On 24 November 2017 the Ministry of Commerce of the People’s Republic of China (MOFCOM) conditionally cleared the proposed acquisition of Siliconware Precision Industries Co., Ltd. (SPIL) by Advanced Semiconductor Engineering Inc. (ASE). Due to MOFCOM’s concerns that the proposed deal may have the impact of eliminating or restricting competition in the market for original equipment manufacturer (OEM) services for semiconductor assembly and testing, the parties had to withdraw and refile the notification, such that MOFCOM’s conditional approval was eventually obtained 15 months after the notification was initially submitted to MOFCOM.
The parties had fairly significant horizontal overlaps, with combined market shares ranging from 25% to 30% globally and in China. To address MOFCOM’s concerns, the parties offered, amongst other commitments, to hold the businesses separate for 24 months. This rather exceptional remedy requires ASE and SPIL to operate independently, for 24 months post-merger, in relation to management, finance, personnel, pricing, sales, production capacity, and procurement, so as essentially to prohibit integration and coordination between the parties in relation to their overlapping business of OEM services for semiconductor assembly and testing. The parties would have to report to MOFCOM every six months on their compliance with the conditions. The other conditions imposed by MOFCOM are also behavioural in nature for a duration of 24 months. They include providing services for customers in a non-discriminatory manner, not restricting customers from selecting other providers and not exercising certain shareholder rights.

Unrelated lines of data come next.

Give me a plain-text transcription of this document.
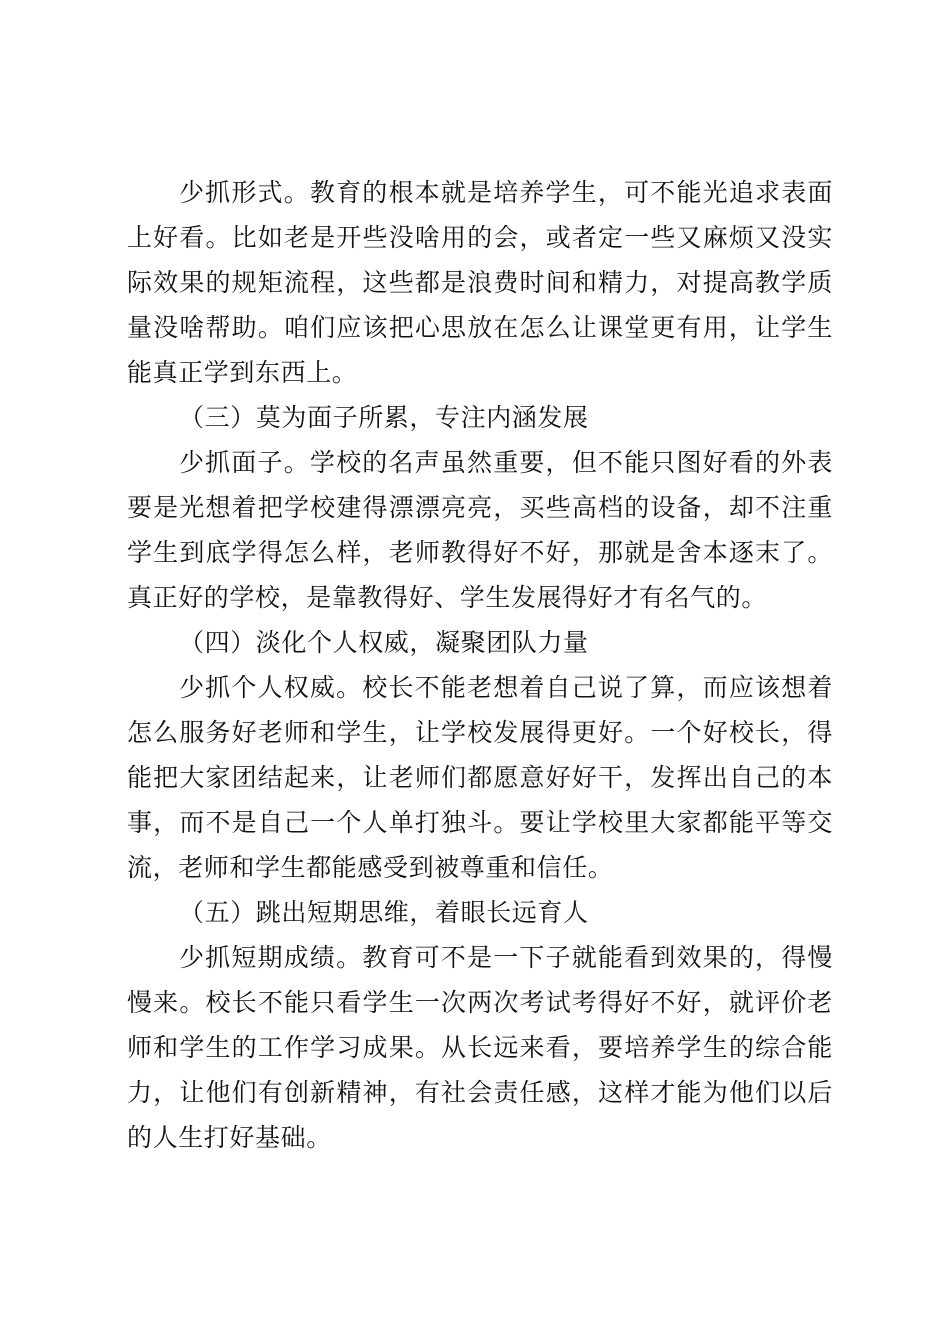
少抓形式。教育的根本就是培养学生，可不能光追求表面上好看。比如老是开些没啥用的会，或者定一些又麻烦又没实际效果的规矩流程，这些都是浪费时间和精力，对提高教学质量没啥帮助。咱们应该把心思放在怎么让课堂更有用，让学生能真正学到东西上。

（三）莫为面子所累，专注内涵发展

少抓面子。学校的名声虽然重要，但不能只图好看的外表要是光想着把学校建得漂漂亮亮，买些高档的设备，却不注重学生到底学得怎么样，老师教得好不好，那就是舍本逐末了。真正好的学校，是靠教得好、学生发展得好才有名气的。

（四）淡化个人权威，凝聚团队力量

少抓个人权威。校长不能老想着自己说了算，而应该想着怎么服务好老师和学生，让学校发展得更好。一个好校长，得能把大家团结起来，让老师们都愿意好好干，发挥出自己的本事，而不是自己一个人单打独斗。要让学校里大家都能平等交流，老师和学生都能感受到被尊重和信任。

（五）跳出短期思维，着眼长远育人

少抓短期成绩。教育可不是一下子就能看到效果的，得慢慢来。校长不能只看学生一次两次考试考得好不好，就评价老师和学生的工作学习成果。从长远来看，要培养学生的综合能力，让他们有创新精神，有社会责任感，这样才能为他们以后的人生打好基础。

It was reported that MOFCOM considers the “hold-separate” remedy an appropriate measure to address competition concerns in problematic mergers and it is a way of avoiding an outright prohibition of a deal. The “hold-separate” remedy was first accepted by MOFCOM in 2011 in its conditional approval of Seagate’s acquisition of Samsung’s hard disk business, requiring the parties to remain independent for 12 months; and we last saw the use of the remedy four years ago in MediaTek’s merger with fellow Taiwanese chip maker MStar, which was subject to a 36-month hold-separate remedy. Generally, parties may apply to MOFCOM for the condition to be removed after its expiry, but MOFCOM’s review process for such removal may be lengthy. The process took more than two years in Seagate’s case, and as regards MediaTek/MStar, although the companies reportedly applied for the lifting of the condition on its expiration in August 2016, MOFCOM has still not published any decision regarding revising the conditions it imposed on the deal. The ASE/SPIL decision avoids this uncertainty, as the final remedy proposal submitted by the parties states that the conditions imposed by MOFCOM would automatically expire after 24 months.
The deal has otherwise received unconditional approval from the U.S. Federal Trade Commission and Taiwan Fair Trade Commission in May 2017 and November 2016 respectively.